SMO — A new exhibit depicting the past, present and future of airport design opened at the Museum of Flying Wednesday, providing a look into how airports have operated through the years.
"Now Boarding: Fentress Airports + The Architecture of Flight" was curated by Donald Albrecht and features the work of Curtis W. Fentress, the head of Fentress Architects and man responsible for several of the world's most recognizable airports, including the award-winning design at Incheon International Airport in South Korea.
The exhibit, which debuted at the Denver Art Museum last summer, walks the visitor through the evolution of airports, beginning with the early stages of flight through a futuristic representation of the airports that could be.
Along the way, multimedia presentations delve into details about Fentress' various designs, and guests can examine "artifacts" of flight, like original food service paraphernalia from now-defunct Pan Am or children's toys from the 1970s.
The centerpiece of the exhibit is a 24-foot scale model of the new Tom Bradley International Terminal at the Los Angeles International Airport, Fentress' most recent design.
The model took 8,000 hours to build, and had to be divided into sections for transport to Santa Monica.

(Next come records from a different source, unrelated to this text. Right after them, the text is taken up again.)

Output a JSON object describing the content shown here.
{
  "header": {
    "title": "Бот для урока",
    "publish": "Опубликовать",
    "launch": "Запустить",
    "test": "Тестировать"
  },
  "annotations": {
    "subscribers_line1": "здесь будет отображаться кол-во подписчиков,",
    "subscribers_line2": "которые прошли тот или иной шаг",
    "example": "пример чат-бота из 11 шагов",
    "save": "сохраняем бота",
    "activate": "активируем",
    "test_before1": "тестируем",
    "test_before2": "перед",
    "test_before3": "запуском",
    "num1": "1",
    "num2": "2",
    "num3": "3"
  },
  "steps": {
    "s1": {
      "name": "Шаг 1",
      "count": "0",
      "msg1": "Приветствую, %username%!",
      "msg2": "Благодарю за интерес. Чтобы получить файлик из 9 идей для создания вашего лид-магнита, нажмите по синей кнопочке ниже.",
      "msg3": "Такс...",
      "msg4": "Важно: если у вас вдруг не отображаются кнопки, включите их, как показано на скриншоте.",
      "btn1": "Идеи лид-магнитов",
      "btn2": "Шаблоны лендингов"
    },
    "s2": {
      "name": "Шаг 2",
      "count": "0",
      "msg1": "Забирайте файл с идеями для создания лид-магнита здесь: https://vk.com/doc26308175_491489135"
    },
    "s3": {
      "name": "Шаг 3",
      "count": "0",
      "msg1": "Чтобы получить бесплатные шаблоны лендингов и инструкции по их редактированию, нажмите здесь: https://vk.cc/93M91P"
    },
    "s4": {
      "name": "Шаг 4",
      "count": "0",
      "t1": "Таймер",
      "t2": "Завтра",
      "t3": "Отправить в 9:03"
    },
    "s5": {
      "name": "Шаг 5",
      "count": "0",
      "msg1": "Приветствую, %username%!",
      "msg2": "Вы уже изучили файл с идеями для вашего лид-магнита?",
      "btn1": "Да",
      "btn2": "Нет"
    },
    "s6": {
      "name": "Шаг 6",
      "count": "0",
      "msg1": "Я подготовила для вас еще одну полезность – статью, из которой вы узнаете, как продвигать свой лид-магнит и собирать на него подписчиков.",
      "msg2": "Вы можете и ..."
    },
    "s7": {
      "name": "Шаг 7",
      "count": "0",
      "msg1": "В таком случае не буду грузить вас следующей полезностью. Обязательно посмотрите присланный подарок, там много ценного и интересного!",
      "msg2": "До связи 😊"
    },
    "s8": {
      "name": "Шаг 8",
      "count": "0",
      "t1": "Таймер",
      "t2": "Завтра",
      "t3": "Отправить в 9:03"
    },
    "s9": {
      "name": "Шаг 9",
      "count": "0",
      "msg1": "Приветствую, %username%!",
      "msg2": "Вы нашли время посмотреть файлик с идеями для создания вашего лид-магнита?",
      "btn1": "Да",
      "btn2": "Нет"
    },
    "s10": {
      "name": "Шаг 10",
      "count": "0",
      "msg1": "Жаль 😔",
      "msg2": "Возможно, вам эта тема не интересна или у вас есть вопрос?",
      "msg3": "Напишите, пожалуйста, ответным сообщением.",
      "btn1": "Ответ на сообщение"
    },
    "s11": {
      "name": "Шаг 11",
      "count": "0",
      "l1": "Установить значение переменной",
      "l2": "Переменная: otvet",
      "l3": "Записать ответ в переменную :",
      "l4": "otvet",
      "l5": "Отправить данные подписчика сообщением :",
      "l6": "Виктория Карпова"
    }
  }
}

The terminal, currently under construction, is set to open later this year.
Like other airports designed by Fentress, the new terminal incorporates aspects of the surrounding topography, in this case the ocean, to create a sculpted roofline reminiscent of breaking waves.
"We design the building to fit the place so that it can be a part of that place," Fentress said Wednesday as he guided the Daily Press through the exhibit.

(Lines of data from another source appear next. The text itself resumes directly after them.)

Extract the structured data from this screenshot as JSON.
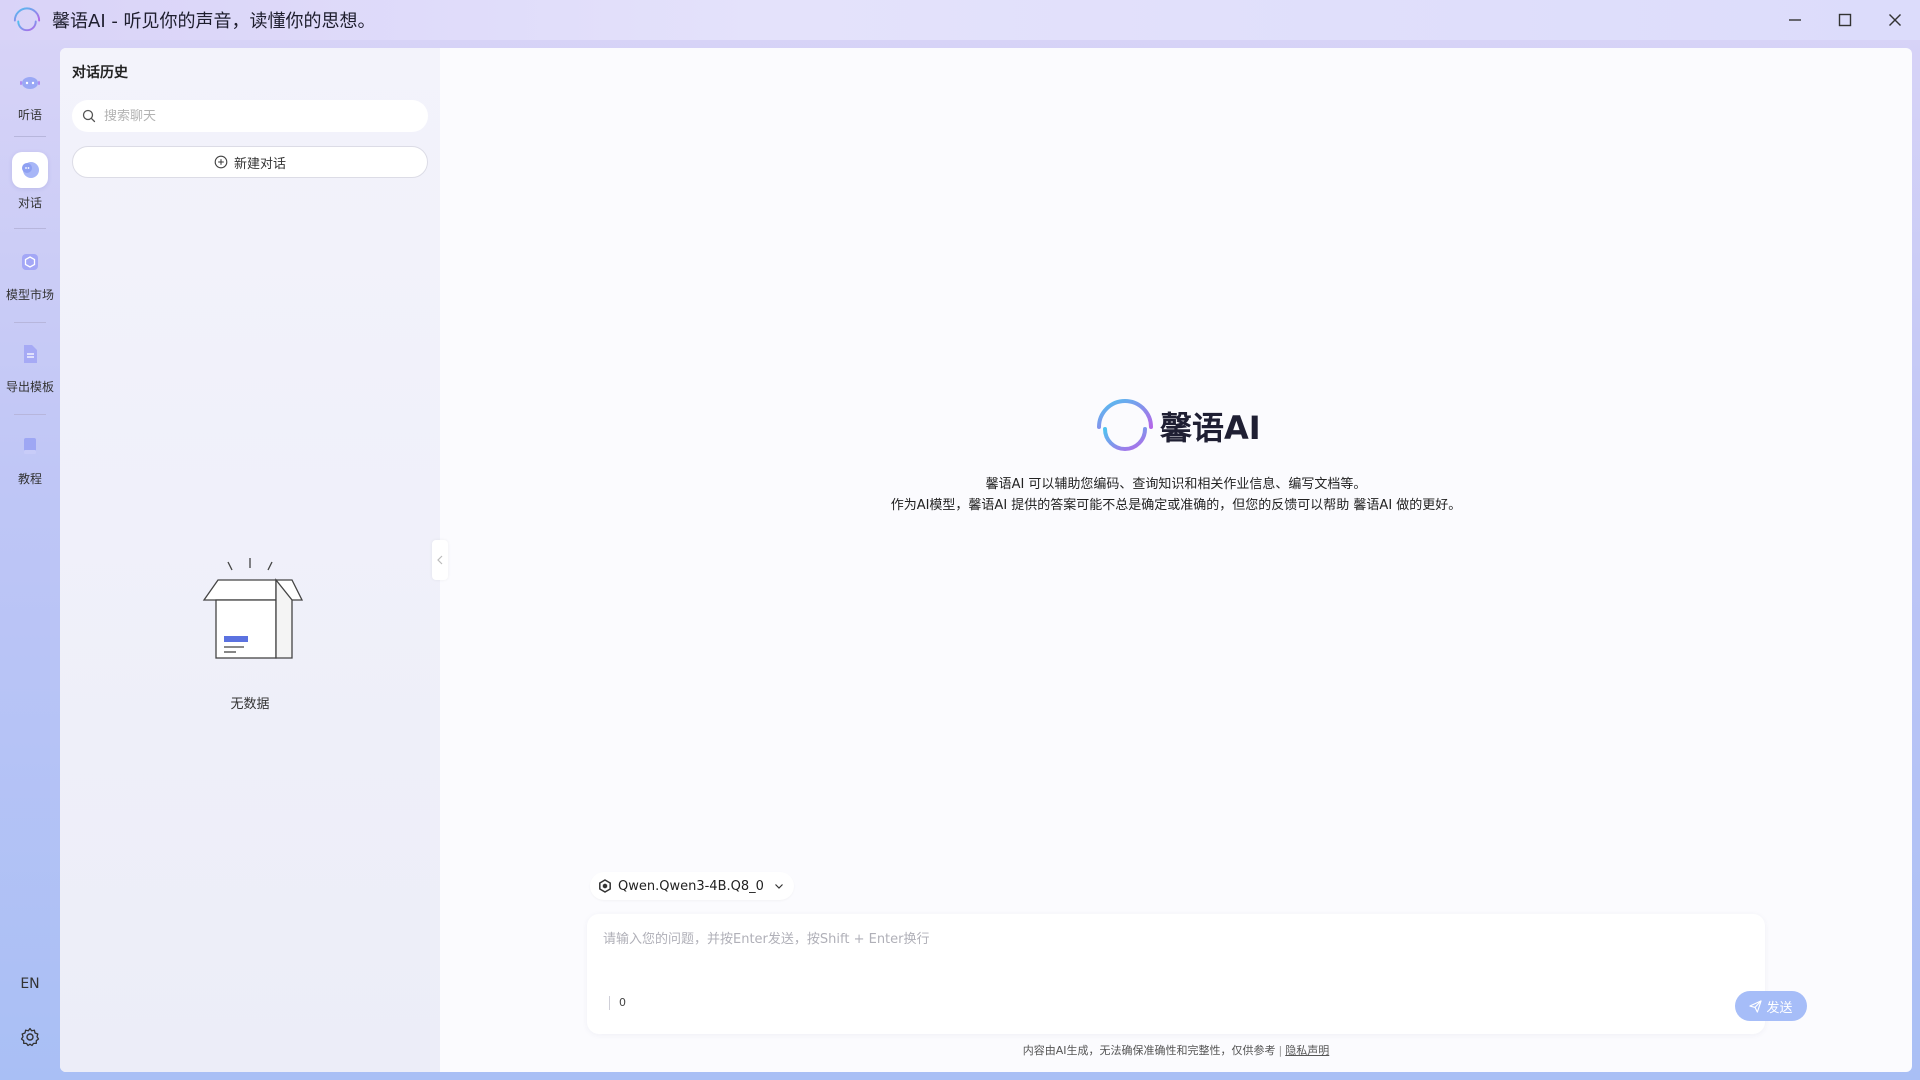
{
  "window": {
    "title": "馨语AI - 听见你的声音，读懂你的思想。",
    "controls": [
      "minimize",
      "maximize",
      "close"
    ]
  },
  "nav": {
    "items": [
      {
        "label": "听语",
        "icon": "listen-icon",
        "active": false
      },
      {
        "label": "对话",
        "icon": "chat-icon",
        "active": true
      },
      {
        "label": "模型市场",
        "icon": "model-market-icon",
        "active": false
      },
      {
        "label": "导出模板",
        "icon": "export-template-icon",
        "active": false
      },
      {
        "label": "教程",
        "icon": "tutorial-book-icon",
        "active": false
      }
    ],
    "language": "EN"
  },
  "history": {
    "title": "对话历史",
    "search_placeholder": "搜索聊天",
    "new_chat_label": "新建对话",
    "empty_label": "无数据"
  },
  "hero": {
    "brand": "馨语AI",
    "line1": "馨语AI 可以辅助您编码、查询知识和相关作业信息、编写文档等。",
    "line2": "作为AI模型，馨语AI 提供的答案可能不总是确定或准确的，但您的反馈可以帮助 馨语AI 做的更好。"
  },
  "model_selector": {
    "selected": "Qwen.Qwen3-4B.Q8_0"
  },
  "composer": {
    "placeholder": "请输入您的问题，并按Enter发送，按Shift + Enter换行",
    "char_count": "0",
    "send_label": "发送"
  },
  "footer": {
    "note": "内容由AI生成，无法确保准确性和完整性，仅供参考",
    "separator": "|",
    "privacy_link": "隐私声明"
  },
  "colors": {
    "accent": "#a6bdf8",
    "logo_gradient_start": "#5ab8f0",
    "logo_gradient_end": "#b466e8"
  }
}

The North Carolinian, dressed Wednesday in a pin stripe suit and jade-colored glasses, has some experience in the matter.
His design for the airport in Raleigh, the capital of his home state, mimics the undulating hills of the area, and captures the tradition of wood working and furniture making in the warm-colored wooden beams that accentuate the ceiling.
An airport in San Jose in the heart of Silicon Valley is meant to evoke an unwinding computer cable.
The new Tom Bradley Terminal will be similar in essence, if not in the particulars.
Its concourse, which will incorporate nine gates for some of the world's largest passenger planes, will open up into what Fentress calls the 100-foot-tall "Great Hall," a mall area which will be operated by Westfield. Walls will hang with animated screens announcing the time, weather conditions and even new movie trailers.
Over 20 local shopping and dining operators like Umami Burger, which has an establishment in Santa Monica, will form the core of the shopping experience.
The design allows natural light to filter through from the high ceilings all the way to the baggage claim, which will no longer be connected by dark tunnels in a dungeon-like atmosphere.
Fentress hopes that the new terminal will help redeem LAX, which was ranked the nation's worst airport in 2009 by Dwell Magazine, an architecture and design publication.
"It is best described as a collection of drab terminals connected by a traffic jam," according to the magazine.
Fentress' airport in South Korea, alive with plants and water features, took first in the 2012 World Airport Awards.
Fentress travels quite a bit himself between Fentress Architects' six international studios, and is excited by the opportunity to travel out of the new terminal.
The Museum of Flying was bustling Wednesday in preparation for the exhibit's opening celebration, which would feature the fashion show showing period airline attendant fashions throughout the decades courtesy of the Flight Path Learning Center and Museum.
The first stewardess uniform was crafted in 1930, and top flight designers like Valentino and Emilio Pucci got in on the action, said Eleanor Ginsberg, an airport guide supervisor with the museum.
Some of the uniforms to be shown Wednesday ranged from futuristic to Americana — one involved a Davy Crockett-style coon skin cap.
"Now Boarding" will stay at the Museum of Flying through Aug. 25. Tickets are $10 for general admission, with discounted rates for seniors and children between 6 and 12. Children younger than 6 get in free.
The museum is located at 3100 Airport Ave.